L'évolution des mots et de la fonction.

• Le « régent » appartient à l'histoire scolaire de l'Ancien Régime. Mais, dans le Maître d'école (1955), Pierre Gamarra rappelle qu'au début du XXe siècle, dans les villages de Haute-Garonne, l'instituteur « demeurait lou régent ». Au Moyen Âge et au début de l'époque moderne, le maître était « institué », comme Gargantua fut « institué par un sophiste en lettres latines ». Il se voyait ainsi confier « l'institution des enfants », c'est-à-dire l'apprentissage des rudiments. Mais c'est pour l'enfant noble que Montaigne réclamait « un conducteur qui eût plutôt la tête bien faite que bien pleine ». Dans son Émile (1762), Rousseau considère qu'« il y a des métiers si nobles qu'on ne peut les faire pour de l'argent sans se montrer indigne de les faire ; tel est celui de l'instituteur ». C'est pourtant la double et lente conquête d'un statut et d'une indépendance garantis par l'État qui a donné à l'office d'enseignement primaire les traits qui distinguent la fonction d'instituteur. Dans le rapport qu'il présente en avril 1792 à l'Assemblée législative, Condorcet donne ce nom au citoyen qualifié pour assurer l'instruction du premier degré, qui « doit être universelle ». La Convention inscrit le mot dans la loi : l'article 1er du texte adopté le 12 décembre 1792 stipule que « les personnes chargées de l'enseignement dans les classes primaires s'appelleront instituteurs ». La féminisation du terme, comme celle du métier, ne s'impose que peu à peu : en 1782, l'auteur anonyme d'un Essai sur l'éducation des hommes et particulièrement des princes par les femmes parlait encore de la « femme-instituteur ».

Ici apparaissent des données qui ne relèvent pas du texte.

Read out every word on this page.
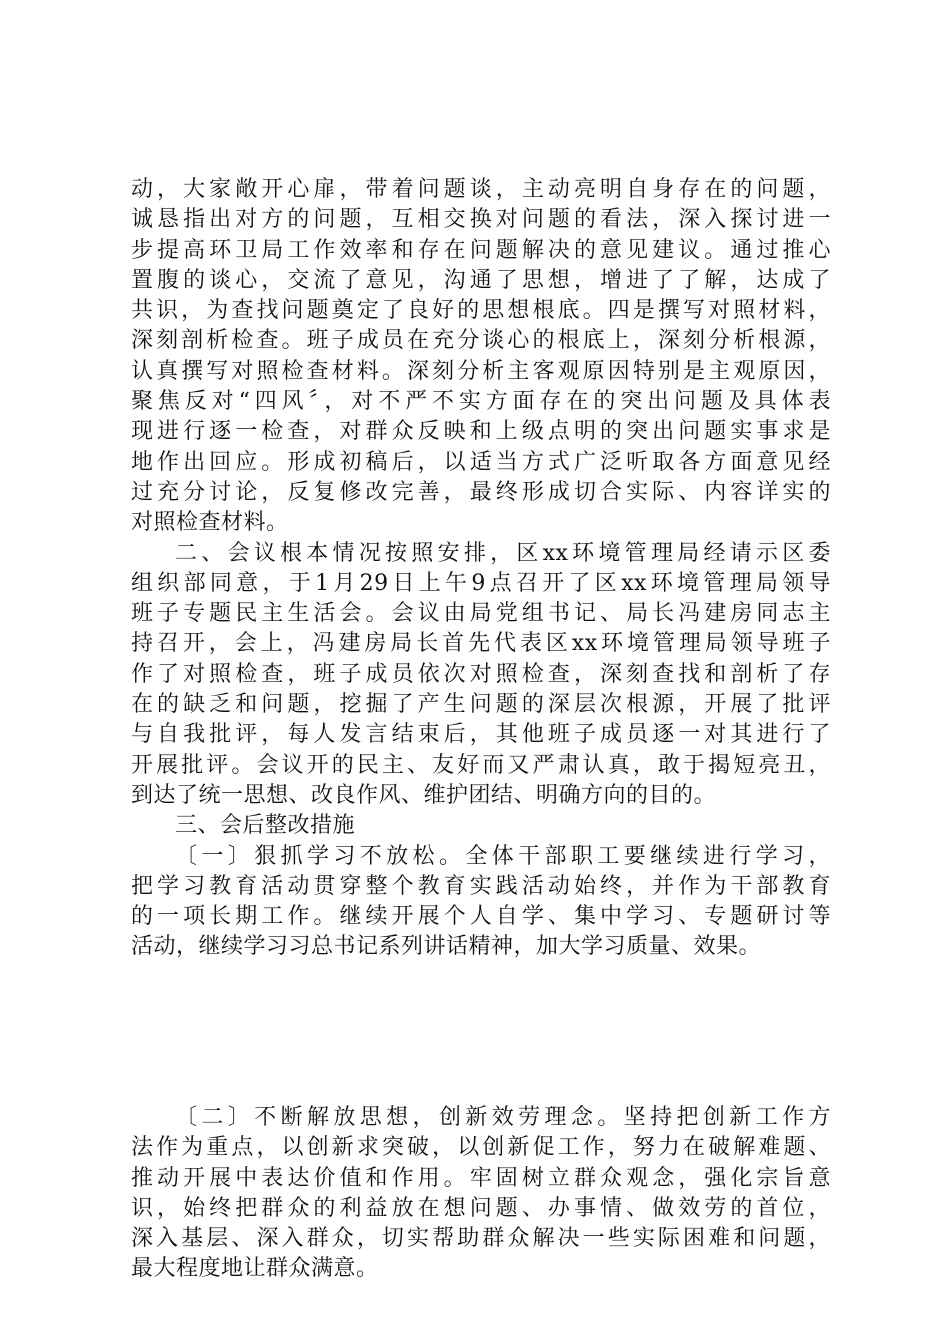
动，大家敞开心扉，带着问题谈，主动亮明自身存在的问题，
诚恳指出对方的问题，互相交换对问题的看法，深入探讨进一
步提高环卫局工作效率和存在问题解决的意见建议。通过推心
置腹的谈心，交流了意见，沟通了思想，增进了了解，达成了
共识，为查找问题奠定了良好的思想根底。四是撰写对照材料，
深刻剖析检查。班子成员在充分谈心的根底上，深刻分析根源，
认真撰写对照检查材料。深刻分析主客观原因特别是主观原因，
聚焦反对“四风〞，对不严不实方面存在的突出问题及具体表
现进行逐一检查，对群众反映和上级点明的突出问题实事求是
地作出回应。形成初稿后，以适当方式广泛听取各方面意见经
过充分讨论，反复修改完善，最终形成切合实际、内容详实的
对照检查材料。
二、会议根本情况按照安排，区xx环境管理局经请示区委
组织部同意，于1月29日上午9点召开了区xx环境管理局领导
班子专题民主生活会。会议由局党组书记、局长冯建房同志主
持召开，会上，冯建房局长首先代表区xx环境管理局领导班子
作了对照检查，班子成员依次对照检查，深刻查找和剖析了存
在的缺乏和问题，挖掘了产生问题的深层次根源，开展了批评
与自我批评，每人发言结束后，其他班子成员逐一对其进行了
开展批评。会议开的民主、友好而又严肃认真，敢于揭短亮丑，
到达了统一思想、改良作风、维护团结、明确方向的目的。
三、会后整改措施
〔一〕狠抓学习不放松。全体干部职工要继续进行学习，
把学习教育活动贯穿整个教育实践活动始终，并作为干部教育
的一项长期工作。继续开展个人自学、集中学习、专题研讨等
活动，继续学习习总书记系列讲话精神，加大学习质量、效果。
〔二〕不断解放思想，创新效劳理念。坚持把创新工作方
法作为重点，以创新求突破，以创新促工作，努力在破解难题、
推动开展中表达价值和作用。牢固树立群众观念，强化宗旨意
识，始终把群众的利益放在想问题、办事情、做效劳的首位，
深入基层、深入群众，切实帮助群众解决一些实际困难和问题，
最大程度地让群众满意。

Un métier suspect aux yeux des conservateurs.

• Quel que soit son titre, l'instituteur est, avant les lois Ferry, un individu de basse condition, mal payé, soumis aux notables et qui, chantre, bedeau, catéchiste, doit se consacrer avant tout au service de l'Église. Dans l'Histoire d'un sous-maître (1872), Erckmann et Chatrian ont laissé l'inoubliable portrait d'un fils de facteur qui, en 1816, juge « la profession d'instituteur la meilleure et la plus honorable de toutes », mais qui, lassé par les humiliations que lui cause son état, finit par y renoncer. Guizot et des libéraux de la monarchie de Juillet s'efforcent d'améliorer la formation des maîtres dans des écoles normales. Mais, sous la IIe République, le parti de l'Ordre redoute de voir « ces détestables petits instituteurs laïques », que Thiers voulait remplacer par des Frères, entretenir dans le pays des foyers de révolution. C'est pourquoi la loi Parieu, votée le 11 janvier 1850, deux mois avant la loi Falloux, accorde aux congréganistes des facilités d'accès à la fonction - la qualité de ministre d'un culte ou, pour les religieuses, une simple lettre d'obédience peuvent tenir lieu de brevet de capacité -, et permet aux préfets de révoquer les « mal-pensants ».

Un rôle public reconnu.

• Sous la IIIe République, l'État assure aux instituteurs et aux institutrices indépendance et considération. Mais il tarde à leur donner le traitement qui, pour Péguy, éditeur de Jean Coste, le pauvre instituteur de village d'Antonin Lavergne, comme pour les pionniers du syndicalisme enseignant, est dû au rôle civique et moral qu'ils tiennent dans la société. Les « primaires » - le mot est à la fois brandi comme un drapeau par les défenseurs de la « communale » et raillé par les détracteurs de ceux en qui Léon Daudet voit « les vrais maîtres de la cité moderne » - sont pourtant exclus, dans leur grande majorité, des études secondaires et supérieures. Dans la France contemporaine, marquée par de nouveaux problèmes sociaux, le souci de revaloriser l'enseignement primaire a incité l'État à allonger la durée de la formation des maîtres, assurée depuis 1991 dans des Instituts universitaires, et à remplacer le titre d'instituteur par celui de « professeur d'école ».

intellectuels

Dans son sens le plus général, le terme « intellectuels » désigne ceux qui, dans une société, participent à la création culturelle ou aux progrès du savoir, ainsi que ceux qui contribuent à diffuser et à vulgariser les fruits de cette création et les acquis de ce savoir.